Shell Stock Edges Higher as CEO Says Oil Prices May Keep Rising Beyond Iran Shock

Shell Stock Edges Higher as CEO Says Oil Prices May Keep Rising Beyond Iran Shock

June 10, 2026

LONDON, June 10, 2026, 13:02 BST

  • Shell’s London shares were quoted higher at 3,192.5p/3,193.5p, up 10p, after falling sharply on Tuesday.
  • Oil stayed near $91 a barrel as renewed U.S.-Iran fighting kept supply-risk fears alive, even after earlier gains faded.
  • The bigger investor debate is whether today’s oil-risk premium lasts long enough to support Shell’s buyback, dividend and Q2 cash flow.

Shell Plc shares edged higher in London on Wednesday, clawing back a small part of Tuesday’s selloff, after renewed tension around Middle East supply and fresh comments from Chief Executive Wael Sawan gave investors a reason to revisit the oil major’s cash-flow story. Hargreaves Lansdown showed Shell at 3,192.5p to sell and 3,193.5p to buy, up 10p, or 0.31%, from a previous close of 3,182.5p.

The move was modest. That matters. Shell had dropped 1.87% on Tuesday to £31.83, underperforming a weak FTSE 100 session, according to MarketWatch. The stock was also still well below its June 4 high of £37.59, a reminder that investors are no longer simply chasing every oil-price spike.

What changed today was the tone around crude. Brent futures were around $91.24 a barrel at 1008 GMT, Reuters reported, after trading higher earlier when fresh U.S.-Iran hostilities pushed supply disruption back onto traders’ screens. A geopolitical risk premium — the extra amount buyers pay when they fear war, sanctions or shipping disruption could reduce supply — has returned to the oil market, even if prices are not surging the way they did earlier in the conflict.

Shell is one of the cleanest UK stock-market read-throughs from that shift because its earnings are heavily tied to oil, gas, refining and trading. Reuters reported that Iran has continued to block most shipping through the Strait of Hormuz, a route that normally carries about a fifth of the world’s crude oil and liquefied natural gas. For Shell investors, that chokepoint is not an abstract map reference. It affects prices, trading opportunities and, in some cases, physical operations.

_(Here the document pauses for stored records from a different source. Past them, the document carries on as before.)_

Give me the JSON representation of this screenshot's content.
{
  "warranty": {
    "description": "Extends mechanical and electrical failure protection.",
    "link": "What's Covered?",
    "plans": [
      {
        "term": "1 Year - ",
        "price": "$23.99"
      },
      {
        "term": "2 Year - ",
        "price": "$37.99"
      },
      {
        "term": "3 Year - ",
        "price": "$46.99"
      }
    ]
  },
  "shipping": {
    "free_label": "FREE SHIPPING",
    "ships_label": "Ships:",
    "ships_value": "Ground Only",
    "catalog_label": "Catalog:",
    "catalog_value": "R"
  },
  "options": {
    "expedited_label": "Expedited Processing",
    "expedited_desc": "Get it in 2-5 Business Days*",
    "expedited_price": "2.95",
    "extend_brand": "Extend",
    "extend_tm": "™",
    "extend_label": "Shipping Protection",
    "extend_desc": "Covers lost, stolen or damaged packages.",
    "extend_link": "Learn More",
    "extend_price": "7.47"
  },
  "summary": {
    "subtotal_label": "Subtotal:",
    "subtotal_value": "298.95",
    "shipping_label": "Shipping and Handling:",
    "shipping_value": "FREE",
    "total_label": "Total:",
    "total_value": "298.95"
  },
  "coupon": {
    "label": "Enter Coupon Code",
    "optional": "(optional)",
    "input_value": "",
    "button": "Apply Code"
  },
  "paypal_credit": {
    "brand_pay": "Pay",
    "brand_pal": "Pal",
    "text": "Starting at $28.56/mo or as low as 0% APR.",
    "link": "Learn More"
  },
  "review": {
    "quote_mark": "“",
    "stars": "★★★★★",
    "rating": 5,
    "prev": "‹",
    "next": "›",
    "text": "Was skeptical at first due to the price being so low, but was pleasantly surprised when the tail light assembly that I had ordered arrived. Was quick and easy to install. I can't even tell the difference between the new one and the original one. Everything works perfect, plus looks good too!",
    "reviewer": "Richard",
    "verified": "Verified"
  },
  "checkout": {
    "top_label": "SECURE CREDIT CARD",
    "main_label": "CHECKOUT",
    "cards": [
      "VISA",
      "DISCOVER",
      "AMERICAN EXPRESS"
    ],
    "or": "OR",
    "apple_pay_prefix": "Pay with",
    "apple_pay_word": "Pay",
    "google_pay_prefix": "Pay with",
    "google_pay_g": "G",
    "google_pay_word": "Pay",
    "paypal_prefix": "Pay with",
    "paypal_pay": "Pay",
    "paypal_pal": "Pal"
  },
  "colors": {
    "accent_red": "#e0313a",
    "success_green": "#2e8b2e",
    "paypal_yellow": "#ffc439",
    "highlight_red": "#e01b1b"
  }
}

The market also had a Shell-specific headline to digest. Speaking at the WSJ Leadership Institute CEO Summit, Sawan said oil and gas prices were likely to keep rising beyond the immediate conflict pressure. “Prices are going to move up,” he said, adding that this was “the story of five to ten years” ahead; he also said, “All the easy oil and gas has been found.” The Wall Street Journal

That message lands neatly with Shell’s current investor pitch. In May, the company said first-quarter adjusted earnings were just under $7 billion and cash flow from operations, excluding working capital, was more than $17 billion. Cash flow from operations means the cash generated by the business before financing and investment decisions; Shell’s working-capital outflow was about $11 billion, reflecting higher commodity prices hitting inventory and receivables.

The stock is also being supported by a live buyback. A buyback is when a company repurchases its own shares, often cancelling them, which can lift earnings per share if profits hold steady. Shell said on Wednesday that it bought 1.05 million shares on the London Stock Exchange and 200,000 shares on Chi-X on June 9 for cancellation, part of the programme announced on May 7.

That programme is worth $3 billion over roughly three months and is intended to reduce Shell’s issued share capital, with purchases due to run up to July 24, subject to the programme’s limits. The company said all repurchased shares under the programme would be cancelled.

There is a catch. Higher crude prices can help Shell’s upstream and trading businesses, but they can also hurt demand, raise inflation pressure and complicate interest-rate expectations. Reuters quoted Priyanka Sachdeva, senior market analyst at Phillip Nova, as saying the latest military exchanges had “reintroduced a geopolitical risk premium into oil markets.” That premium can disappear quickly if shipping routes reopen or diplomacy makes progress. Reuters

Shell has its own operational exposure, too. In its Q1 presentation, Chief Financial Officer Sinead Gorman said the Middle East accounts for around one-fifth of Shell’s hydrocarbon production, although impacts varied by country. She also said Pearl GTL Train Two in Qatar had been damaged and was expected to take around a year to return to service, while other Qatar-linked assets were start-up ready subject to the ability to move products through the Strait of Hormuz.

That is why Wednesday’s share move is less about a one-day oil tick and more about whether investors believe Shell can turn volatility into distributable cash. The next hard test is already dated: Shell plans to release second-quarter results and its second-quarter interim dividend announcement on July 30 at 07:00 BST. Between now and then, the stock’s main catalyst is the same risk hanging over crude — whether the Hormuz disruption keeps supporting prices, or fades before Shell’s buyback and Q2 cash flow can fully benefit.